Rian membuka kembali laptop Elara. Layarnya menyala.
Tapi tulisannya sudah hilang. Dokumen itu kosong melompong. Bersih.
"Nggak ada apa-apa, El," kata Rian lembut, menoleh ke Elara. "Mungkin kamu kecapekan? Halusinasi sisa trauma kemarin?"
Elara menggeleng keras. "Gue nggak gila, Rian! Gue liat sendiri! Tadi tuts pianonya juga gerak!"
Elara menunjuk ke meja.
Rian dan Elara sama-sama melihat ke meja, ke samping laptop.
Tuts piano hitam itu sudah tidak ada di sana.
"Mana?" tanya Rian bingung. "Tuts apa?"
Elara melotot. Dia jelas-jelas menaruhnya di situ tadi. Dia nggak mungkin salah. Dia mengedarkan pandangan ke seluruh ruangan. Ke lantai, ke kolong meja. Nihil.
"Tadi di situ, Yan! Sumpah!" Elara mulai panik. Rasa aman yang baru dibangun beberapa jam lalu runtuh seketika.
Tiba-tiba, dari ruang tengah, terdengar suara Bobi berteriak kaget.
"WOY! ANJIR! APAAN NIH?!"
Rian dan Elara saling pandang, lalu lari keluar kamar.
Bobi berdiri di tengah ruang tamu, menunjuk ke arah paket yang tergeletak di depan pintu depan. Pintu itu sedikit terbuka, seolah ada kurir yang baru aja nganterin tapi nggak ngetuk pintu.
"Kenapa, Bob?" tanya Rian tegang.
"Ada paket, Yan. Nggak ada nama pengirimnya," kata Bobi, wajahnya pucat lagi. "Tapi liat isinya."
Kotak paket itu sudah dibuka oleh Bobi. Isinya bukan bom, bukan bangkai hewan.
Isinya adalah sebuah metronom kayu tua. Persis sama dengan yang mereka lihat di bawah piano Villa Edelweiss.
Dan di sebelah metronom itu, tergeletak tuts piano hitam milik Elara yang tadi hilang dari kamar.
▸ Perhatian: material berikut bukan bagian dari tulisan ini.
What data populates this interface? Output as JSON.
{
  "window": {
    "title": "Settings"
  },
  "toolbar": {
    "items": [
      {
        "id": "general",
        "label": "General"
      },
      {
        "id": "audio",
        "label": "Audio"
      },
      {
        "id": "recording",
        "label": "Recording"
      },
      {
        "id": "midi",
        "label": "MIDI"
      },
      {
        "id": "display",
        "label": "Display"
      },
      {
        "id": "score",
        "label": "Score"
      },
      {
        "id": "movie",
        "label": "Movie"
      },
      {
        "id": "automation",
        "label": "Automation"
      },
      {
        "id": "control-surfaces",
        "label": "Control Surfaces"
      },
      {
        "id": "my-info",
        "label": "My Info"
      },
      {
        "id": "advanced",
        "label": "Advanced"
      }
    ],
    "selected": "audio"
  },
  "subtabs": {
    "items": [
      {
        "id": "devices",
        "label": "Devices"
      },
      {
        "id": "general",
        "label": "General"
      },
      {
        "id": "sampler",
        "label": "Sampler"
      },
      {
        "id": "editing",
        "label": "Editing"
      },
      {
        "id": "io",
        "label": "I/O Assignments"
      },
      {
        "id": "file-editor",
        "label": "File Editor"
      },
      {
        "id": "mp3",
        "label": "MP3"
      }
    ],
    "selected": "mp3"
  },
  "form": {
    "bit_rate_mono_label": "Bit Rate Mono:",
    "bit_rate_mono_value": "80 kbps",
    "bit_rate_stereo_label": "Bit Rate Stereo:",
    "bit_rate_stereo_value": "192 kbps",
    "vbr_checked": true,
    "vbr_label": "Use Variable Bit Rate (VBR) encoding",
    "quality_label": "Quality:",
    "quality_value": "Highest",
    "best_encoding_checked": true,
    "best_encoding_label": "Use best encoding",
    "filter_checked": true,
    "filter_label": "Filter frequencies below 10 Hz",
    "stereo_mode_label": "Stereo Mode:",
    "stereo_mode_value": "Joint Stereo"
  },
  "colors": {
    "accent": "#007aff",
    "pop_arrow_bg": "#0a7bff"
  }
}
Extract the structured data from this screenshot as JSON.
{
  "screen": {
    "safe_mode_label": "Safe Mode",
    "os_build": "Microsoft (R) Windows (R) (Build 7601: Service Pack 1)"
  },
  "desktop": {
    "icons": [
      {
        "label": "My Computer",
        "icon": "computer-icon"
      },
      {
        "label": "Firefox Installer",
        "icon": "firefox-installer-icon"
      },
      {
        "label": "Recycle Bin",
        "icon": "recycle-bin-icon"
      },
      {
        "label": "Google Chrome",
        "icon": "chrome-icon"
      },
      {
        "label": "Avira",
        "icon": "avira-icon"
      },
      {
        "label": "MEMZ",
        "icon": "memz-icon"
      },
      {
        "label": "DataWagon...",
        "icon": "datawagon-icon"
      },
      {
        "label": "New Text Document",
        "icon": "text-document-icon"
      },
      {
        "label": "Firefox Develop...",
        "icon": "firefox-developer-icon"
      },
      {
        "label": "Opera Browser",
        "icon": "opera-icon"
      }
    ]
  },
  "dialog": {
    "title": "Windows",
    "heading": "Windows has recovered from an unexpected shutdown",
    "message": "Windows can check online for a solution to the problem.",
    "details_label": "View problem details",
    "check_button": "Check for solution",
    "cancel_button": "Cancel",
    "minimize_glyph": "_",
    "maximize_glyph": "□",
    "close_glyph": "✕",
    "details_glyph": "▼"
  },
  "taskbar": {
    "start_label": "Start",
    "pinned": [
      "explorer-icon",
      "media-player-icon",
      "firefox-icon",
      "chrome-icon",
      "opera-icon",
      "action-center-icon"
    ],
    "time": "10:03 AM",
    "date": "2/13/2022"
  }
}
Metronom itu mulai bergoyang sendiri.
Tik... tok... tik... tok...
Dan seiring dengan irama itu, sebuah kertas kecil yang terselip di bawah metronom melayang jatuh ke lantai. Tulisannya singkat, diketik dengan mesin tik kuno:
"Ceritanya harus sampai 88 Bab. Jangan berhenti menulis, Elara. Atau aku yang akan menulis ending-nya untuk kalian."